In the opening cover shot, note how all the plant shapes are stacked up and arranged in the composition to overlap and fill the frame. When a photo is filled with such shapes and textures I call them tapestries and many of my favorite photos use this technique.
For some reason I have always loved medieval tapestries, and I will go out of my way to visit museums that feature them. The best ones tell intricate stories of great deeds and fables from ancient times. Woven with no sense of depth perception, tapestries are crammed with shapes and the spaces around each shape always seem balanced.
The concept we want to be aware of when we are taking pictures is to think about how the blocks of shapes that will be rendered. To be a pleasing composition those shapes need to fit together like a jigsaw puzzle.
Even a typical garden scene needs be considered in the shapes you put together.
The three dimensional scene becomes two. The spaces each of those shapes will occupy within your frame equals the composition. We have already worked with focal points and forced perspective but these now we need to work within the blocking of the composition.
Another very useful tool for using blocks of shapes to create a composition is color. Blocks of color are graphic ways to allocate space.
Note the shapes of these spaces are nearly identical to the earlier photo with the path; and again we are taking a three dimensional scene and finding some fundamental shapes so that it translates into the two dimensions of a photograph.
Before I go back to the more complex tapestries, let’s look at another example of color blocking with shapes.
This photo of the native bunchgrass, Prairie Dropseed (Sporobolus heterolepis) is its own shape and dominates 2/3 of the composition. I found a vantage point where I could find two other shapes to compliment the remaining 1/3 space.
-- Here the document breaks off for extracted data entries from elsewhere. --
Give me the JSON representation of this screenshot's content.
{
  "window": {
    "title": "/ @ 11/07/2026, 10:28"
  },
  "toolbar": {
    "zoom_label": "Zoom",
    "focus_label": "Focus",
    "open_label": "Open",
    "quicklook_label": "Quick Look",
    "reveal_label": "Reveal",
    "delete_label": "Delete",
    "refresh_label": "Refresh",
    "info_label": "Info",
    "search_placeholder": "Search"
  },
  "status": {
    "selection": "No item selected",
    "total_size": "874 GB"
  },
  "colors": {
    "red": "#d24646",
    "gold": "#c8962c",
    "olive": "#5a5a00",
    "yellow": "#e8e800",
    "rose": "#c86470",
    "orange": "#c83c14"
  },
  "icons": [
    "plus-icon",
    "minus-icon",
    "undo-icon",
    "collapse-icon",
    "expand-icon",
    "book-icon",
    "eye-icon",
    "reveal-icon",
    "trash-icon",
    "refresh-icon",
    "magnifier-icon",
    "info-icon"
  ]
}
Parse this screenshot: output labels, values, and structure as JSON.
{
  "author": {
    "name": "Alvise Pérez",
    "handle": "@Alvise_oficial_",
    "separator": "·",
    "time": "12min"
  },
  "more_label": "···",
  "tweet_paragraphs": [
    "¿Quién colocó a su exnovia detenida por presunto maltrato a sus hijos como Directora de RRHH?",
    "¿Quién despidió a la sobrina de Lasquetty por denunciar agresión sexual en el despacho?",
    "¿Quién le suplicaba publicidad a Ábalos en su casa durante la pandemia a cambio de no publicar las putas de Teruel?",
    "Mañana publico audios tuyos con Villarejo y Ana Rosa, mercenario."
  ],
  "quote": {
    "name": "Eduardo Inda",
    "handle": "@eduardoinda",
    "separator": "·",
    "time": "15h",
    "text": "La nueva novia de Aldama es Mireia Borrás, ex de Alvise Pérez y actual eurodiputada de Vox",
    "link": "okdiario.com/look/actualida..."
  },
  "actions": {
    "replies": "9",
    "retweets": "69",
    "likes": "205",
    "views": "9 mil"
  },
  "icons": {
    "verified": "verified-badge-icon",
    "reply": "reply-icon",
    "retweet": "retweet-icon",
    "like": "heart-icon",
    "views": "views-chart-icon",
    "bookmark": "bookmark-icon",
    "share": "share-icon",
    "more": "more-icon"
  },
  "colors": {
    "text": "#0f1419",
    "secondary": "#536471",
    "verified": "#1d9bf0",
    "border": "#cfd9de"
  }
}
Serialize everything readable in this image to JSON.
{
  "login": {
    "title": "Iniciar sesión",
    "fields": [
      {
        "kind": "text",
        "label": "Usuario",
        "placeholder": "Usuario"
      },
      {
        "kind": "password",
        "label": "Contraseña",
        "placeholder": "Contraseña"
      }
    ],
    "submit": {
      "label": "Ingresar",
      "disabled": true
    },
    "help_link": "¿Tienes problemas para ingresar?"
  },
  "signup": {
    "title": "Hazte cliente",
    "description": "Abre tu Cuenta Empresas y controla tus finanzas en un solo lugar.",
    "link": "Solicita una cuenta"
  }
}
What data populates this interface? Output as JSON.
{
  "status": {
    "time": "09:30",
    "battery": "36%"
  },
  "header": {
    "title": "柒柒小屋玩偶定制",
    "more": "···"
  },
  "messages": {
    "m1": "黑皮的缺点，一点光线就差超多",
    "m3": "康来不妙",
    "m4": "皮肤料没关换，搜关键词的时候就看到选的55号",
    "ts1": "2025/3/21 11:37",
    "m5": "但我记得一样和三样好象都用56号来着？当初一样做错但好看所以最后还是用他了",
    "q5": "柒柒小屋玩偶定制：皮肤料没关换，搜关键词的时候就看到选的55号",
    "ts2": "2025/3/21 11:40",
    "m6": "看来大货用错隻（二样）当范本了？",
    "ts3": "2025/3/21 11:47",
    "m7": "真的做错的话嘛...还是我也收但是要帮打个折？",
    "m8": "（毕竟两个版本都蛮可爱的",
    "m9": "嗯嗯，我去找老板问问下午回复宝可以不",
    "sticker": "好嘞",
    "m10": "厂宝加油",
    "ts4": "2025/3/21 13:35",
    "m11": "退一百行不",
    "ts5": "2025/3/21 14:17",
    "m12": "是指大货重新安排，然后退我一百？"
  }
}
Actually, in my original frame I confused myself trying to include a fourth shape at the top. I think this was a mistake and cropped it in post production.
OK, I am going to treat myself to one of my current favorite photos, a tapestry of shapes.
And now with the artistic potential. (More on artistic treatments in Chapter 4 – The Camera and the Computer)
Another example of this painting technique is on my blog.
A really important concept about shapes in a composition involves negative space. Negative space is a block within a composition that is not part of your story. It carries no real content but is a balancing shape, and is usually bounded by the edge of the frame.
It can be a single block of muted color and texture, like the sunlit garden in the out of focus distance behind these Iris.
Or negative space can be a a group of dark spaces with strong graphic appeal in this macro detail of frosty Berberis leaves.
Conscious framing will often create unused spaces that the artful photographer will use to balance the composition. The five background shapes around these frosty leaves were carefully created by using the edges of the frame.
From my November 2009 KapliPRO post Composing With Color comes an example where negative space is fundamental to the composition:
Space and shape. This is a concept that is not easily taught. We must each develop our own sense of composition and balance, our own style. Carefully and with firm intention fill your frames with shapes and spaces.
As the book continues we will dissect even more examples. The most complex examples, the tapestries, tend to be the most artistically rewarding. Lots of interlocking shapes.